Zankich contends that the district court erred by finding that the running of the statute of limitations was not tolled until he discovered the legal right to bring a malpractice action. This contention has merit.
The statute of limitations period for medical malpractice claims in Arizona is two years after the cause of action accrues. Ariz.Rev.Stat.Ann. § 12-542 (1992). The limitations period is tolled for prisoners, however, until the prisoner "discovers the right to bring the action or with the exercise of reasonable diligence should have discovered the right to bring the action." Ariz.Rev.Stat.Ann. § 12-502(B) (1992).
In Vaughan, we held that pursuant to section 12-502(B), the statute of limitations is tolled until the prisoner discovers or reasonably should have discovered the legal right to bring his action. Vaughan, 927 F.2d at 481. Two years later, Division Two of the Arizona Court of Appeals rejected Vaughan 's interpretation of section 12-502(B) and held that the limitations period is tolled only until the discovery of the facts which give rise to a cause of action, not to the legal significance of those facts. Jimenez v. Lewis, 862 P.2d 906, 906-07 (Ariz.App.Div. 2, 1993).

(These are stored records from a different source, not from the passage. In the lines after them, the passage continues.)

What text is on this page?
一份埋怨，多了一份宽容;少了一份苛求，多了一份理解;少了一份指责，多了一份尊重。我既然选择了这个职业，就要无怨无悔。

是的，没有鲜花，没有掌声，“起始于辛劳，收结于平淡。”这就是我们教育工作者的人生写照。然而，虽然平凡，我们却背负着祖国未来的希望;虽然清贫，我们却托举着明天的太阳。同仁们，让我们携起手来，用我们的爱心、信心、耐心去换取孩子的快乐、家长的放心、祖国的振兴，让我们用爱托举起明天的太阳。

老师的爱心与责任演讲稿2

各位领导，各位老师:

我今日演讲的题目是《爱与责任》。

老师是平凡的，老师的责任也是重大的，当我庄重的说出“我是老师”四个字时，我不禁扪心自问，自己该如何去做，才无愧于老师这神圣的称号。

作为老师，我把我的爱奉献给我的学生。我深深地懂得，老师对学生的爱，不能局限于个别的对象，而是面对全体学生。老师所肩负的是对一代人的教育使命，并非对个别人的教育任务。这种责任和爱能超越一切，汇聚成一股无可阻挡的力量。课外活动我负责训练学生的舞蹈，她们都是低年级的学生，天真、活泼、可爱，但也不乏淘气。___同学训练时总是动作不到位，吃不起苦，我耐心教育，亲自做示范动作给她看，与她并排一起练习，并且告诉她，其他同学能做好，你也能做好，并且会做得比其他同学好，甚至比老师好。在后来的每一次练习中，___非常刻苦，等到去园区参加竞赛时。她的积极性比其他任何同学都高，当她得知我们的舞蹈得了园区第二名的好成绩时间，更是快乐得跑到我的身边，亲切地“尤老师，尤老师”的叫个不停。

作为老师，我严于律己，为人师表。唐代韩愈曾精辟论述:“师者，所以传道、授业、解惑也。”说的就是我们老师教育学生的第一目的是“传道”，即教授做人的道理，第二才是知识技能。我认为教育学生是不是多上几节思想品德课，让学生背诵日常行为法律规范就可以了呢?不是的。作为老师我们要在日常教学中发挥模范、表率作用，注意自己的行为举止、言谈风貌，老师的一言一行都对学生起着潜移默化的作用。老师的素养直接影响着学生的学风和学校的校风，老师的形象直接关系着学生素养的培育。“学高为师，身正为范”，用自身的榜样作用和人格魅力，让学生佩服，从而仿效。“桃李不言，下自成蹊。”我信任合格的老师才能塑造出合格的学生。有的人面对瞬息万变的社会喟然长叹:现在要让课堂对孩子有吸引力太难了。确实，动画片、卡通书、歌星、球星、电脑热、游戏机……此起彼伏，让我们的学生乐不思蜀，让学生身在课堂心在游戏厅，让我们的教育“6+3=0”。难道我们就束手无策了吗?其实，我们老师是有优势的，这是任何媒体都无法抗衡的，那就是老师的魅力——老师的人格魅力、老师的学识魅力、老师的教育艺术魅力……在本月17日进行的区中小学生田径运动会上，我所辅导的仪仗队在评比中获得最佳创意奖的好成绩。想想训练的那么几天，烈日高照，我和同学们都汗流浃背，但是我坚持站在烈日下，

The district court found that in spite of Vaughan, and absent convincing evidence that the Arizona Supreme Court would rule differently, it was bound by the interpretation of section 12-502(B) in Jimenez. Subsequent to the district court's opinion in this case, however, the Arizona Supreme Court overruled Jimenez and held that the limitations period is tolled until the inmate discovers or reasonably should have discovered the legal right to bring the action, not the conduct creating the cause of action. Vega v. Morris, 910 P.2d 6, 8-9 (Ariz., Jan. 25, 1996) (en banc).
Because the assertions of Zankich's complaint could permit Zankich to prove that the limitations period was tolled, we vacate and remand for further proceedings. See Vaughan, 927 F.2d at 478.1
The parties shall bear their own costs on appeal.
VACATED AND REMANDED
The panel unanimously finds this case suitable for decision without oral argument. See Fed.R.App.P. 34(a); 9th Cir.R. 34-4
This disposition is not appropriate for publication and may not be cited to or by the courts of this circuit except as provided by 9th Cir.R. 36-3
Because Zankich does not contest the district court's dismissal of his cause of action against Dr. Joseph Ehrlich, we decline to consider the issue
Zankich contends on appeal that the district court erred by denying his motion for appointment of counsel. The district court may appoint counsel to aid an indigent plaintiff pursuant to section 1915(d) upon a showing of exceptional circumstances. Terrell v. Brewer, 935 F.2d 1015, 1017 (9th Cir.1991). Because Zankich failed to offer evidence of exceptional circumstances, the district court's denial of Zankich's motion for appointment of counsel was not an abuse of discretion. See Terrell, 935 F.2d at 1017.